At a tienta my mother had promised me a pass from one of her cows, but noticing that these were to big for me, she opted to ignore my impatient pleas. What began as “tía, tía” heated up to cries of “Raquel, Raquel!” But my mother is strong willed, and the boiling point came: “Mama, Mama!” I had uncovered the Holy Grail.

Unfortunately, my pleas didn’t render any fruits, and I decided to take matters into my own hands. Startled by the public’s applause, my mother instincts kicked in when she turned and saw me running towards the cow, trying to steal a pass from it. Victory was mine: I was able to complete one pass before being swiped away by her arms.

The competitiveness between mother and son continued. After making history in Reynosa, Mexico with the first mother-son corrida in 1995, my mother contested my triumph that afternoon. She said, “its not the same cutting one ear from a 500-kilo bull, than cutting two ears from your 200-kilo rat.” The luck of the draw had awarded me with the smallest bull of the day, but that was a moot point. The eternal question of whether size mattered was answered.

But, not everything was roses. At one point, after many of the mother’s fellow matadors began refusing to step in the ring with her, three month’s of rent had become past due.
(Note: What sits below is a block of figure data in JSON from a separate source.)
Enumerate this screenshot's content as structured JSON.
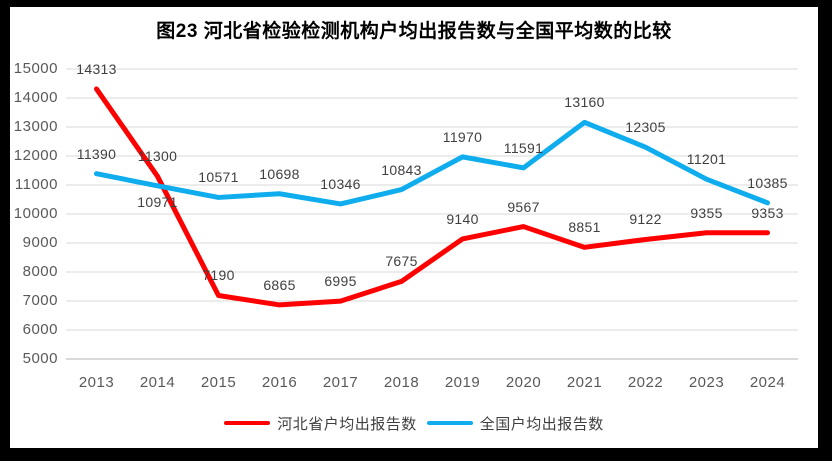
{
  "title": "图23  河北省检验检测机构户均出报告数与全国平均数的比较",
  "chart_data": {
    "type": "line",
    "title": "图23  河北省检验检测机构户均出报告数与全国平均数的比较",
    "categories": [
      "2013",
      "2014",
      "2015",
      "2016",
      "2017",
      "2018",
      "2019",
      "2020",
      "2021",
      "2022",
      "2023",
      "2024"
    ],
    "series": [
      {
        "name": "河北省户均出报告数",
        "color": "#FE0000",
        "values": [
          14313,
          11300,
          7190,
          6865,
          6995,
          7675,
          9140,
          9567,
          8851,
          9122,
          9355,
          9353
        ],
        "labels_below_indices": []
      },
      {
        "name": "全国户均出报告数",
        "color": "#0FADEE",
        "values": [
          11390,
          10971,
          10571,
          10698,
          10346,
          10843,
          11970,
          11591,
          13160,
          12305,
          11201,
          10385
        ],
        "labels_below_indices": [
          1
        ]
      }
    ],
    "ylim": [
      5000,
      15000
    ],
    "yticks": [
      5000,
      6000,
      7000,
      8000,
      9000,
      10000,
      11000,
      12000,
      13000,
      14000,
      15000
    ],
    "grid": "horizontal",
    "data_labels": true,
    "legend_position": "bottom",
    "style": {
      "gridline_color": "#D9D9D9",
      "axis_label_color": "#595959",
      "data_label_color": "#404040",
      "frame_color": "#000000",
      "background_color": "#FFFFFF"
    }
  }
}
Moreover, a wild dog had bitten my hand while in my mother’s zeal to shield me, it ripped-off part of her finger exposing the bone.
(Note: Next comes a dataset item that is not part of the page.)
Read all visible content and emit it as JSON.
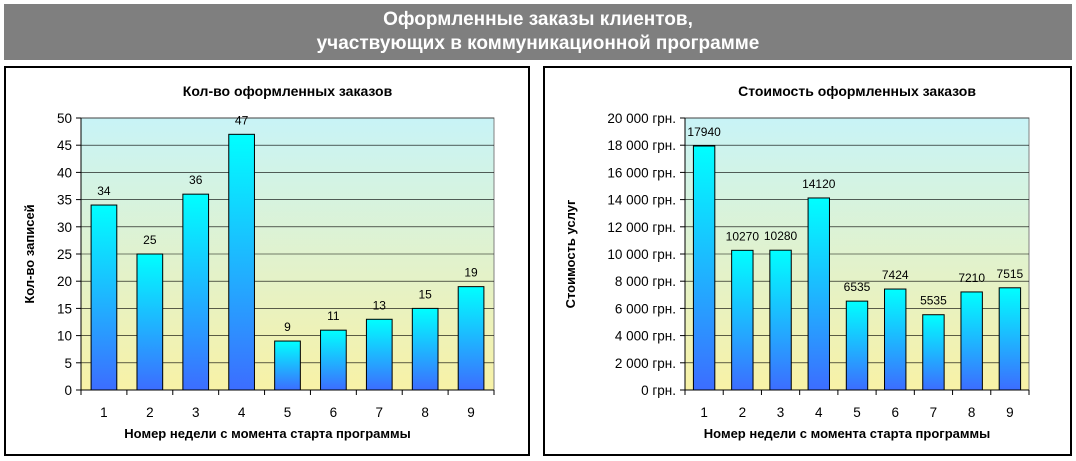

However, lady luck graced us with her presence. The dog was free of rabies, and we hit the Loteria Nacional. Not only did we pay the rent for the following year, but for the little boy who had chosen the winning numbers out of whim, the scare of the bite was forgotten with a trip to Reino Aventura, Mexico’s then equivalent to Disneyland.

But as I made the transition from childhood to manhood, I began sensing similarities in my young -yet very successful- bullfighting livelihood with those that derailed my mother’s career. The rigors of a bull-fighter’s life were draining, the lack of political connections became prevalent, and I was being shortchanged by the incessant number of novilleros who paid to have their names inserted into a cartel. Did I want to be thrown into the heap of Mexican Matadors, whose name was in lights, but who struggled to make ends meet? Or could I hold onto the dream like my mother had done for so many years?

While riding the rollercoaster of bullfight may hem. I looked to the other “man in the family.” My father. He was the same man that had sacrificed his marriage and family, so that his wife could have the opportunity to chase her dream. While he awaited our return, time had passed, and his vibrant black hair had turned visibly grey. I was a novillero puntero (a shining bullfight prospect), I had cut a couple of ears at the Plaza Mexico, and the circumstances compelled me to seek his fatherly guidance.

My father is a proud Texan, always a Marine and a San Diego icon. He found me in a state of shambles, picked me up, and put me on the road to success. Still, my mother and numerous aficionados urged my return to the bullfight circuit,, but I decided to follow my dad’s lead. I even took it a step farther. I rejected the halls of Montezuma and flew in the wild blue yonder.

That behind me, I gained my Associate’s Degree with honors, and now I’m ready to receive my American Alternativa. The cartel has been posted, and San Diego State will be the ring. My Bachelor’s degree in Latin American Studies is the reward, and my performance will be nothing short of Summa Cum Laude.